Some of his first memories as a child are of being out in the fields, marshes, and bays of the Texas coast.
What has spurred his hunting aspirations from those early years were the little things, such as hunting with his Dad and Grandfather, the ride in the boat, and the beauty of the birds.
Since then, Davis has hunted a variety of habitat throughout Southern, Central, and Northern Texas, and also into Oklahoma and Arkansas. He cherishes these hunting experiences and tries to apply his know-how and learn more with every new trip.
Davis shares his wealth of knowledge and skills in the following passages.
Please give Davis a big IronBands.com welcome.
My life is hunting. I was born into it with some of my first memories of being in the field near Port Aransas, TX.
I was so young, I honestly don't remember the first duck I shot, but my Dad tells me I shot it off of his knee with an old single shot 410 shotgun. It was a redhead.
Now people know me as that crazy die hard hunter. However, I am always the only "crazy die hard hunter" they know. With my enthusiasm, it has been such a joy in my life to help mentor and watch friend after friend turn into a hunter.
Hunting is in my soul, it's what I do, and who I am. I cherish every moment I spend in the field, whether it's a beautiful sunrise, a flock of birds locked up on the decoys, or just shooting the breeze with family and friends, there is nothing like it.
I am very blessed to live in a place where I can hunt ducks in almost every scenario. From bays, marshes, rivers, sloughs, lakes, cattle ponds, flooded timber, flooded fields, and dry fields, I've been lucky enough to do it all. I do my best to take everything I've learned from these experiences, and apply it anytime I'm in the field.
I slowly migrated north over the years, attending Baylor University, and am now living in Dallas, TX. I hunt primarily public and leased land.
I love to hunt public refuges because they allow flexibility. Since birds don't usually stay in one place, hunting public land allows me to chase the birds, setting up where they want to be for any given day.
Refuges also allow the option to hunt various habitat and explore new methods. When scouting for birds, I might come across marshes, creek bottoms, open lakes, flooded timber, swamps, or other waterfowl environments. Exploring in this way creates the opportunity to learn new terrain and add diversity to my hunting.
Wherever I hunt, I gain access any way possible which may be by boat, kayak, foot, or even mountain bike. Here in Texas, a lot of our better hunting occurs on large open water lakes, rivers, and bays, so boats are the norm. Kayaks are also used for the very shallow hard to reach hunting holes.
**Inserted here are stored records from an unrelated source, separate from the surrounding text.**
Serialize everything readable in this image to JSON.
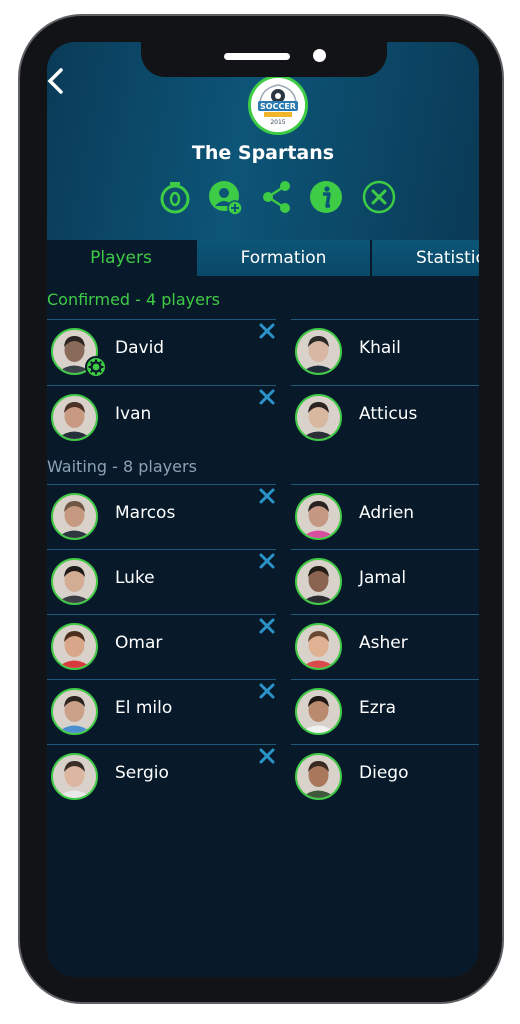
{
  "app": {
    "team_name": "The Spartans",
    "logo_text": "SOCCER",
    "logo_year": "2015"
  },
  "actions": [
    "timer-icon",
    "add-player-icon",
    "share-icon",
    "info-icon",
    "close-circle-icon"
  ],
  "tabs": [
    {
      "label": "Players"
    },
    {
      "label": "Formation"
    },
    {
      "label": "Statistics"
    }
  ],
  "sections": {
    "confirmed": "Confirmed - 4 players",
    "waiting": "Waiting - 8 players"
  },
  "confirmed_players": [
    {
      "name": "David",
      "removable": true,
      "admin": true,
      "skin": "#8a6a58",
      "hair": "#2b2422",
      "shirt": "#3a4048"
    },
    {
      "name": "Khail",
      "removable": false,
      "skin": "#d8b8a5",
      "hair": "#2c2a28",
      "shirt": "#1e2b38"
    },
    {
      "name": "Ivan",
      "removable": true,
      "skin": "#c89a82",
      "hair": "#4a3226",
      "shirt": "#26303a"
    },
    {
      "name": "Atticus",
      "removable": false,
      "skin": "#d9b8a0",
      "hair": "#2a2422",
      "shirt": "#2b2f35"
    }
  ],
  "waiting_players": [
    {
      "name": "Marcos",
      "removable": true,
      "skin": "#c59a80",
      "hair": "#6f5642",
      "shirt": "#2e3640"
    },
    {
      "name": "Adrien",
      "removable": false,
      "skin": "#c49882",
      "hair": "#2a2220",
      "shirt": "#d84fa0"
    },
    {
      "name": "Luke",
      "removable": true,
      "skin": "#d3ac94",
      "hair": "#1e1a18",
      "shirt": "#3a3d44"
    },
    {
      "name": "Jamal",
      "removable": false,
      "skin": "#8a6450",
      "hair": "#231b17",
      "shirt": "#2a2c30"
    },
    {
      "name": "Omar",
      "removable": true,
      "skin": "#d8a688",
      "hair": "#4a2e1e",
      "shirt": "#d83b3b"
    },
    {
      "name": "Asher",
      "removable": false,
      "skin": "#dfb294",
      "hair": "#6b4a33",
      "shirt": "#d94a4a"
    },
    {
      "name": "El milo",
      "removable": true,
      "skin": "#caa088",
      "hair": "#2b231f",
      "shirt": "#4a8fd0"
    },
    {
      "name": "Ezra",
      "removable": false,
      "skin": "#b98a6e",
      "hair": "#1f1916",
      "shirt": "#f2f2f2"
    },
    {
      "name": "Sergio",
      "removable": true,
      "skin": "#dcb6a0",
      "hair": "#3a2e28",
      "shirt": "#e8e8e8"
    },
    {
      "name": "Diego",
      "removable": false,
      "skin": "#a9785c",
      "hair": "#3b2a21",
      "shirt": "#3e5a3a"
    }
  ],
  "colors": {
    "accent_green": "#3ecb45",
    "remove_blue": "#2a94c9",
    "background": "#081a2a",
    "header": "#0d5577"
  }
}
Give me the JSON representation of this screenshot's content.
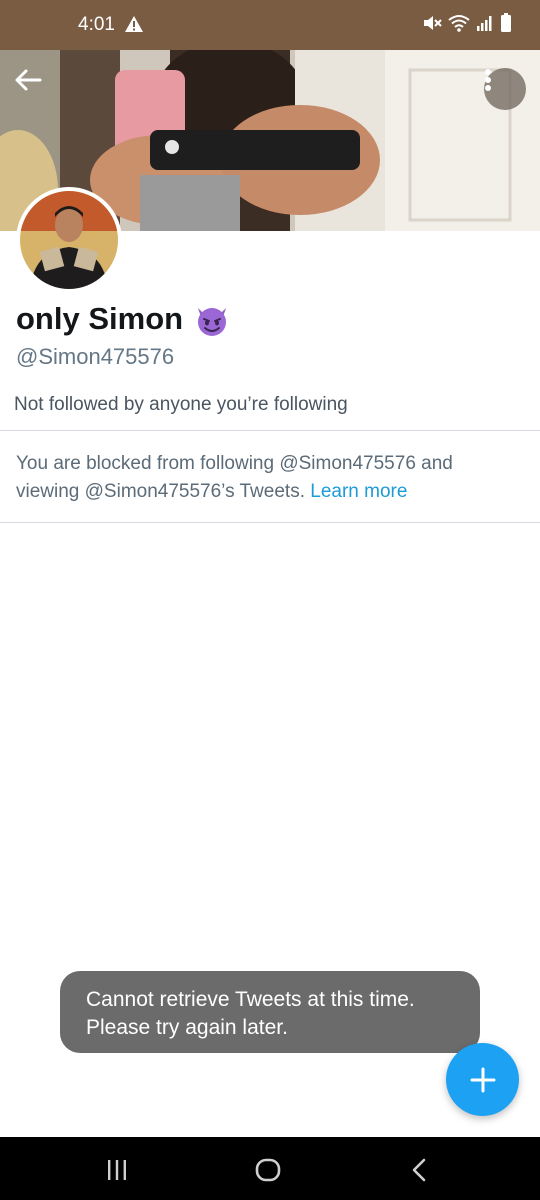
{
  "status_bar": {
    "time": "4:01",
    "icons": [
      "warning-icon",
      "mute-icon",
      "wifi-icon",
      "signal-icon",
      "battery-icon"
    ]
  },
  "header": {
    "back_icon": "arrow-left-icon",
    "more_icon": "more-vertical-icon"
  },
  "profile": {
    "display_name": "only Simon",
    "name_emoji": "smiling-devil-emoji",
    "handle": "@Simon475576",
    "followed_by": "Not followed by anyone you’re following"
  },
  "blocked_notice": {
    "text": "You are blocked from following @Simon475576 and viewing @Simon475576’s Tweets.",
    "link": "Learn more"
  },
  "toast": {
    "line1": "Cannot retrieve Tweets at this time.",
    "line2": "Please try again later."
  },
  "fab": {
    "icon": "plus-icon"
  },
  "nav_bar": {
    "items": [
      "recent-apps-icon",
      "home-icon",
      "back-icon"
    ]
  },
  "colors": {
    "status_bar": "#7a5c43",
    "accent": "#1da1f2",
    "link": "#1d9bd6",
    "toast": "#6b6b6b"
  }
}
The techniques I use for an individual hunt will vary given the terrain, weather pattern, and waterfowl species. If I was preparing for a lake hunt with flooded dead timber and multiple river inlets, my game plan might look like the following.
My first approach would be to look at the big picture, literally, checking satellite photos to get an idea of where I might want to take a closer look. Next, I would visit the targeted areas, learning the cuts through the timber, water depths, and coves, always making note of compass direction in relation to possible wind directions. Finally, I would explore the local vegetation to learn what the lake might offer in the way of waterfowl food sources.
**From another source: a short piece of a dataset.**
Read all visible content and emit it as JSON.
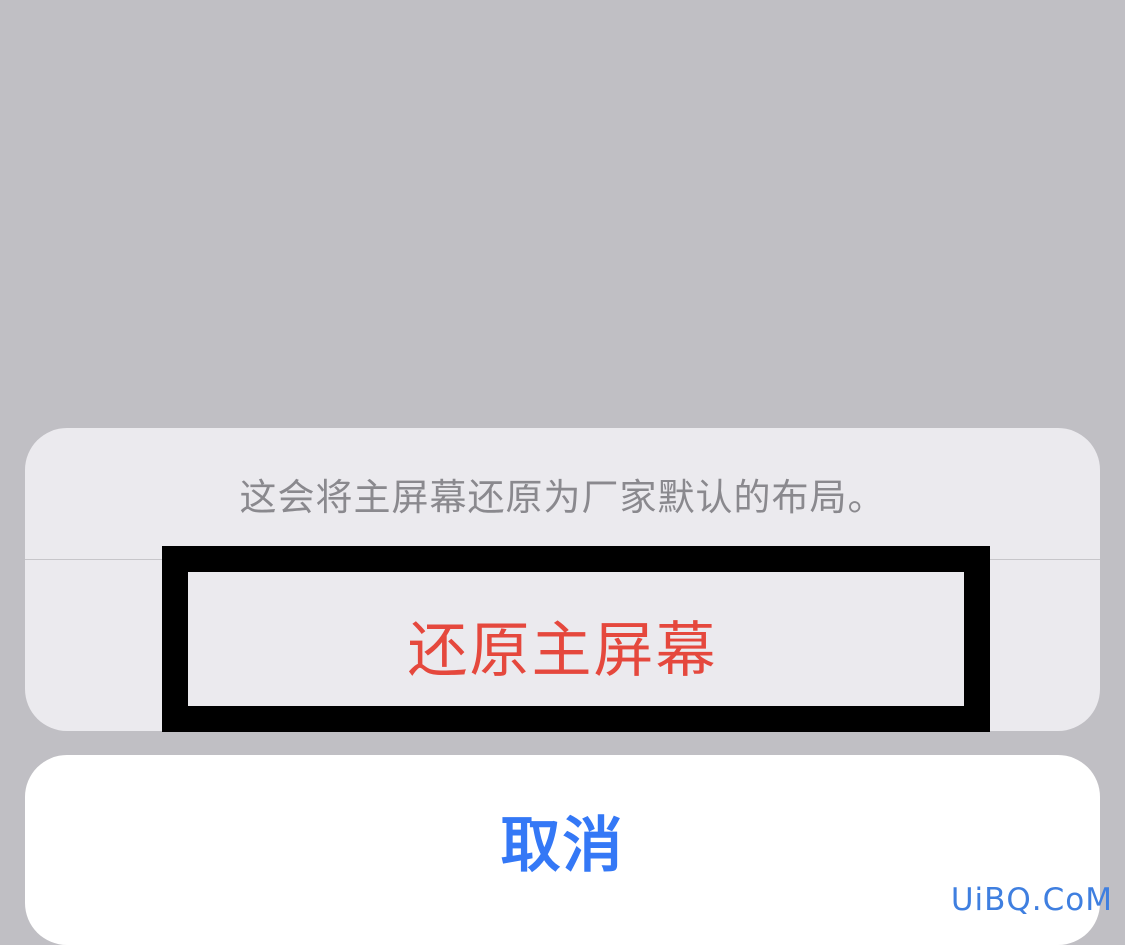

I usually make notes of these findings in a journal. Then later on when checking the weather forecast for an area I have previously scouted, I will know which coves, cuts, or sloughs would be the best to hunt.
During the hunt, setting up for wind direction and terrain are the biggest factors to properly working birds.
When setting decoys, there are a number of different styles of presentation. I prefer the "J" shape myself. I tend to position the short end of the "J" facing directly down wind, favoring placement where I think the birds will want to work, or where I want to persuade them to work. I am also mindful of where the birds will be feeding and in what direction, again setting the decoys accordingly. Species of decoys will vary with the area, always incorporating as much motion as possible.
As for calling, I usually abide by the guideline, less is more. I will usually only call at birds when they stray off line from my spread, or if I am hunting an area where I need to grab the attention of the birds, and persuade them to take a look at my decoys.
If there's a golden rule in waterfowling, it's to be flexible. If things aren't working, change it. If the spot is no good, move, and don't ever be afraid to try something new. Being different is sometimes the key to success.
Solid Hunt, Buddies First Pintail
The picture above is from a duck hunt here in north Texas.
My girlfriend and I, along with two good friends of mine, had a great hunt.
The sun was out and birds were everywhere. We worked huge groups of mixed species all morning long.
One of my buddies shot his first pintail too. It was towards the end of the hunt, and I was actually calling at a group of mallards working us. A pair of pintail cut under the mallards, and locked up on the decoys.
I called for my friend to shoot.
One shot later, the drake was down. It was a super looking bird too, which now graces a wall of his home.
We made out with a four man limit of mallard, gadwall, teal, and the special pintail.
It was another one of those great days in the field.